Wall Street : le Nasdaq sur ses records, le DJIA à la traîne
Wall Street : le Nasdaq sur ses records, le DJIA à la traîne

(Boursier.com) — Les indices boursiers américains évoluent jeudi en ordre dispersé, le Nasdaq composite grimpant en séance à de nouveaux records, grâce aux résultats trimestriels supérieurs aux attentes de Facebook (+6,1%) et de Microsoft (+3,4%).
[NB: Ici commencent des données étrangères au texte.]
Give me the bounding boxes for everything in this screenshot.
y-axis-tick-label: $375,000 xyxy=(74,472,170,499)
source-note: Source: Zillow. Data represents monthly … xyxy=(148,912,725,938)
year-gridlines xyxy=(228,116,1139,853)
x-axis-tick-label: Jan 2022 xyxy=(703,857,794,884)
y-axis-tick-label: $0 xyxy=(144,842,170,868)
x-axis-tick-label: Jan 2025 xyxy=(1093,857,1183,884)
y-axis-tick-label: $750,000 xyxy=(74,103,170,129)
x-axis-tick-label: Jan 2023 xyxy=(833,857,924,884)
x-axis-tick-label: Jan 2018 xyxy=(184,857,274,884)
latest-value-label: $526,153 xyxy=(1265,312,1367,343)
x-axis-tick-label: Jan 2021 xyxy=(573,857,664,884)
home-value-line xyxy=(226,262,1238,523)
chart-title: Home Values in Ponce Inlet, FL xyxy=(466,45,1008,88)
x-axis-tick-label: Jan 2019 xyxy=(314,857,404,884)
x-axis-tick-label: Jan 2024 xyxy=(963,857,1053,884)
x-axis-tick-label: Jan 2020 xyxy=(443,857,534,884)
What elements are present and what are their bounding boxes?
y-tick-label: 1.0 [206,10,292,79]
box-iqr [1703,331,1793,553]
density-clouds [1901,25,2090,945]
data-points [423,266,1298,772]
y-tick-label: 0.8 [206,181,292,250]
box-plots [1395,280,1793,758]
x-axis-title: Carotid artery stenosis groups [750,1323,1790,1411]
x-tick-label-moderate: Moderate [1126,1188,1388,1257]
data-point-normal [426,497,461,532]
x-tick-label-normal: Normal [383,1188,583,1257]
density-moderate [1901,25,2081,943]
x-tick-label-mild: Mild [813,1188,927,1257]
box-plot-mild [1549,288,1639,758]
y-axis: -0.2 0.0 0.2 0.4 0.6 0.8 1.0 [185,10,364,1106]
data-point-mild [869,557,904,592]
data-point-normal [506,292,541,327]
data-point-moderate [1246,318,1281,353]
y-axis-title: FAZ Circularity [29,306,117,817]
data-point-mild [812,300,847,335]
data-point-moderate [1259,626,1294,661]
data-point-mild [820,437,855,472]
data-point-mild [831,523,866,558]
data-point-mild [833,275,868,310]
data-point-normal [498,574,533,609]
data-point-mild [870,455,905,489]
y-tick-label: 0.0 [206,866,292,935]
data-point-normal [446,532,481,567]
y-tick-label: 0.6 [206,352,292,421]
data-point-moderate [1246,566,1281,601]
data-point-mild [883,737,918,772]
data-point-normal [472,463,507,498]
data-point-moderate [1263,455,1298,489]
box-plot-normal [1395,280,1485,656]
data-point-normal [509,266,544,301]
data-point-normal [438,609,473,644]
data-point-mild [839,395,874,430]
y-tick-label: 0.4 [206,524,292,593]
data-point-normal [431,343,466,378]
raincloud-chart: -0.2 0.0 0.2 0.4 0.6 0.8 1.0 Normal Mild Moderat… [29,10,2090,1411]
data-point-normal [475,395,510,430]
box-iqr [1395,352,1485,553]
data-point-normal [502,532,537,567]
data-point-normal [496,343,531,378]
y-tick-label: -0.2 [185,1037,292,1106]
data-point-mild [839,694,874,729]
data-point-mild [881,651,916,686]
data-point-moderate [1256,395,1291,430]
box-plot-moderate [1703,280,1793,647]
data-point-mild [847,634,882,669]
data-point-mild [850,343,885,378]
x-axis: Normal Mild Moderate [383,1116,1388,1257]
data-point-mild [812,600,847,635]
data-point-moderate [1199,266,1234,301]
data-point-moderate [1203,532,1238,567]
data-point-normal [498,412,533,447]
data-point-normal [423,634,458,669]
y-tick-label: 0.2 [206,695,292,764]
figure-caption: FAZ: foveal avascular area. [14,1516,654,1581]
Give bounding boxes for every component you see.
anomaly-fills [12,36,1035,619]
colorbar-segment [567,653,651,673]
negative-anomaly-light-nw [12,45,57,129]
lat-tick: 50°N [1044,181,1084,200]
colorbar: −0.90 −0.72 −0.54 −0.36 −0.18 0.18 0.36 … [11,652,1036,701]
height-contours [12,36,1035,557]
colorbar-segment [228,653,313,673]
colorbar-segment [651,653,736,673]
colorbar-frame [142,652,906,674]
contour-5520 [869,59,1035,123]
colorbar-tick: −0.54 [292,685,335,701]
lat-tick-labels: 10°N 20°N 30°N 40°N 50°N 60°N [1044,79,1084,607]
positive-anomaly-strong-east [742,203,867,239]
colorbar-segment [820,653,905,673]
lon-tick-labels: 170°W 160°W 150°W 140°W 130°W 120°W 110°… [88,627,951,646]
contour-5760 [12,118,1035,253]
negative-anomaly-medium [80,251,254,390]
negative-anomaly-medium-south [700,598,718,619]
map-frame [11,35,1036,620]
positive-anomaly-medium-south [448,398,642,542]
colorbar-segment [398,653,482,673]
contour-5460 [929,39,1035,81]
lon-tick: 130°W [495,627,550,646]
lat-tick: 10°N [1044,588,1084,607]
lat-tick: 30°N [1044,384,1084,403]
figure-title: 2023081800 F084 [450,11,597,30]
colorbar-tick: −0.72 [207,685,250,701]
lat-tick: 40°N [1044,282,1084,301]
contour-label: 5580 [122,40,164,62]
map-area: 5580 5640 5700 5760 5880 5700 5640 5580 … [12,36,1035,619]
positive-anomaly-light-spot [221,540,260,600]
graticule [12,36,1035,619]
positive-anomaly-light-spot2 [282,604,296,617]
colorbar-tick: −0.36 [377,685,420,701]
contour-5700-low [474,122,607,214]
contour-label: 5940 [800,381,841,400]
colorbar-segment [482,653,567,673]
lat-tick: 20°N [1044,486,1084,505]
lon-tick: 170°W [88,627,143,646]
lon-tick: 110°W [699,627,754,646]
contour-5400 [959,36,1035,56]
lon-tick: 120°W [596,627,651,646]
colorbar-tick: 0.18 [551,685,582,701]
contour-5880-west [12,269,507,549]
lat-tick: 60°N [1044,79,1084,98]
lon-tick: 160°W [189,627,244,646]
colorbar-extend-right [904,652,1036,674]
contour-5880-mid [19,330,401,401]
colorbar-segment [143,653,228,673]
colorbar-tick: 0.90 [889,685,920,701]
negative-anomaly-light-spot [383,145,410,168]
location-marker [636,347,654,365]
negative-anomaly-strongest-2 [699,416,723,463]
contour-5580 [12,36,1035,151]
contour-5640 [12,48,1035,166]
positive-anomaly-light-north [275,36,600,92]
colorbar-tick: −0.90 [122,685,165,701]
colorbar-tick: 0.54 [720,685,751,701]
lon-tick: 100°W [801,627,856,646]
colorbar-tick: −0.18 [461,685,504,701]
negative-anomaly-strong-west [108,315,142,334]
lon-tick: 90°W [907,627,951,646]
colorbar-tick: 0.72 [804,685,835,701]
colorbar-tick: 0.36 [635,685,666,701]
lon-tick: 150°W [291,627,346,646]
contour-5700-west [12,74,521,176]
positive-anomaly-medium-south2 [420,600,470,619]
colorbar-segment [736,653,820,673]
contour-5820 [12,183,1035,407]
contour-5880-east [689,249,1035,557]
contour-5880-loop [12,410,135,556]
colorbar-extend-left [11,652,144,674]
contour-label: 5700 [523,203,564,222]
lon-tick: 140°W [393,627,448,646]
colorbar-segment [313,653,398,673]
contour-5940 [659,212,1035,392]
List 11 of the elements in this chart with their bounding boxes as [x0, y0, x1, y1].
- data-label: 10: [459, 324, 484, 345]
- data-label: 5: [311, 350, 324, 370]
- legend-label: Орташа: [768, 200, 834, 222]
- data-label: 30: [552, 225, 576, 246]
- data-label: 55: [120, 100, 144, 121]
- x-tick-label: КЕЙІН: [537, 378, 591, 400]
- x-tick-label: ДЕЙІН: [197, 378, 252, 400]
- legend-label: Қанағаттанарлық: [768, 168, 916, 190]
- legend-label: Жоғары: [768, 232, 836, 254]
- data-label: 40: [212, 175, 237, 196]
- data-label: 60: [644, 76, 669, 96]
Le Dow Jones a en revanche été pénalisé par les valeurs industrielles après que le conglomérat 3M a dégringolé plus de 13% sur des comptes décevants et l'annonce de la suppression de plus de 2.000 postes. Les investisseurs sont en outre restés prudents après de nombreux signes de faiblesse de l'économie mondiale, venus de Corée du Sud, d'Espagne, de Suède et du Japon... Vendredi, les marchés prendront connaissance des chiffres du PIB des Etats-Unis au premier trimestre 2019.

A deux heures de la clôture, l'indice Dow Jones cédait jeudi 0,25% à 26.530 points, tandis que l'indice large S&P 500 gagnait 0,19% à 2.932 pts et que le Nasdaq composite progressait de 0,38% à 8.133 pts, ce qui constituerait un nouveau record si le chiffre est confirmé en clôture.

Les marchés continuent de réagir aux publications des comptes des sociétés, qui ont été accueillis de façon contrastée. Si Facebook (+6,1%) et Microsoft (+3,4%) ont flambé suite à des comptes supérieurs aux attentes, 3M a plongé de plus de 13%. La capitalisation boursière de Microsoft est passée en séance au-dessus du seuil symbolique des 1.000 milliards de dollars, et a dépassé celle d'Apple (-0,6%) sur la première marche du podium mondial. Les comptes d'Amazon, Intel et Ford Motor étaient notamment attendus jeudi après la clôture.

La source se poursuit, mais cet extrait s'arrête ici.